Liquor Color: Lighter fermentation is mostly deep red, heavier fermentation is primarily black.

Wet Leaves: Due to洒水渥堆, lighter fermentation results in reddish-brown leaves that are not soft and tough. Heavier fermentation results in mostly dark brown or black leaves, harder and more brittle. 100-year-old raw tea is still raw tea, and ripe tea is ripe tea. It's just that raw tea undergoes some ripening over time and environmental changes.

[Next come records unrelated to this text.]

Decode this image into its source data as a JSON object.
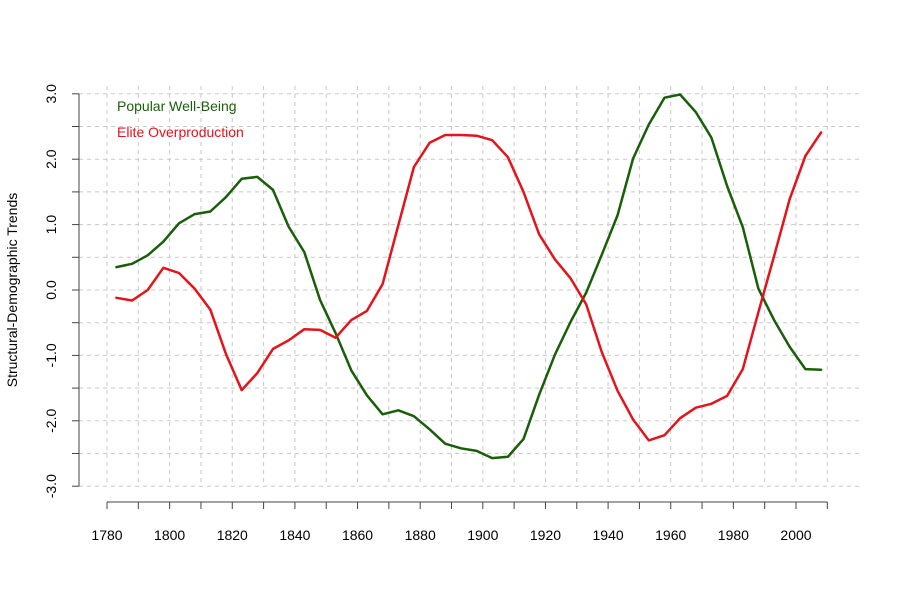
{
  "chart_data": {
    "type": "line",
    "title": "",
    "xlabel": "",
    "ylabel": "Structural-Demographic Trends",
    "xlim": [
      1780,
      2010
    ],
    "ylim": [
      -3.0,
      3.0
    ],
    "xticks": [
      1780,
      1800,
      1820,
      1840,
      1860,
      1880,
      1900,
      1920,
      1940,
      1960,
      1980,
      2000
    ],
    "x_minor_ticks": [
      1790,
      1810,
      1830,
      1850,
      1870,
      1890,
      1910,
      1930,
      1950,
      1970,
      1990,
      2010
    ],
    "yticks": [
      -3.0,
      -2.0,
      -1.0,
      0.0,
      1.0,
      2.0,
      3.0
    ],
    "ytick_labels": [
      "-3.0",
      "-2.0",
      "-1.0",
      "0.0",
      "1.0",
      "2.0",
      "3.0"
    ],
    "y_minor_ticks": [
      -2.5,
      -1.5,
      -0.5,
      0.5,
      1.5,
      2.5
    ],
    "grid": true,
    "legend": "top-left",
    "x": [
      1783,
      1788,
      1793,
      1798,
      1803,
      1808,
      1813,
      1818,
      1823,
      1828,
      1833,
      1838,
      1843,
      1848,
      1853,
      1858,
      1863,
      1868,
      1873,
      1878,
      1883,
      1888,
      1893,
      1898,
      1903,
      1908,
      1913,
      1918,
      1923,
      1928,
      1933,
      1938,
      1943,
      1948,
      1953,
      1958,
      1963,
      1968,
      1973,
      1978,
      1983,
      1988,
      1993,
      1998,
      2003,
      2008
    ],
    "series": [
      {
        "name": "Popular Well-Being",
        "color": "#1a5e0a",
        "values": [
          0.35,
          0.4,
          0.53,
          0.74,
          1.02,
          1.16,
          1.2,
          1.42,
          1.7,
          1.73,
          1.53,
          0.97,
          0.58,
          -0.15,
          -0.66,
          -1.23,
          -1.61,
          -1.9,
          -1.84,
          -1.93,
          -2.13,
          -2.35,
          -2.42,
          -2.46,
          -2.57,
          -2.55,
          -2.28,
          -1.6,
          -0.99,
          -0.49,
          -0.04,
          0.54,
          1.14,
          2.01,
          2.53,
          2.94,
          2.99,
          2.72,
          2.33,
          1.59,
          0.96,
          0.02,
          -0.46,
          -0.87,
          -1.21,
          -1.22
        ]
      },
      {
        "name": "Elite Overproduction",
        "color": "#e3141c",
        "values": [
          -0.12,
          -0.16,
          0.0,
          0.34,
          0.26,
          0.02,
          -0.3,
          -0.98,
          -1.53,
          -1.27,
          -0.9,
          -0.77,
          -0.6,
          -0.61,
          -0.73,
          -0.46,
          -0.32,
          0.09,
          0.99,
          1.88,
          2.25,
          2.37,
          2.37,
          2.36,
          2.29,
          2.03,
          1.5,
          0.85,
          0.47,
          0.18,
          -0.22,
          -0.95,
          -1.54,
          -1.98,
          -2.3,
          -2.22,
          -1.96,
          -1.8,
          -1.74,
          -1.62,
          -1.21,
          -0.34,
          0.52,
          1.39,
          2.05,
          2.41
        ]
      }
    ]
  }
}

We know that raw Pu-erh tea is essentially sun-dried maoqing from Yunnan large-leaf varietals. Because large-leaf tea material is relatively robust, and during maoqing processing, the internal tea substance is not much altered, the taste is comparatively bitter, astringent, and strong. Therefore, it needs storage for natural aging. Slowly, the tea character收敛, turning mellow, smooth, and sweet, with a mild nature. So, raw Pu-erh tea is meant for storage and natural fermentation (storage is also a processing method). Ripe tea is Pu-erh that has already undergone artificial fermentation.

Regarding the price of raw and ripe tea, at the same grade, ripe tea is more expensive; as for which tastes better, it depends on personal preference. Just as some people prefer black tea and others prefer green tea, both raw and ripe tea have their enthusiasts.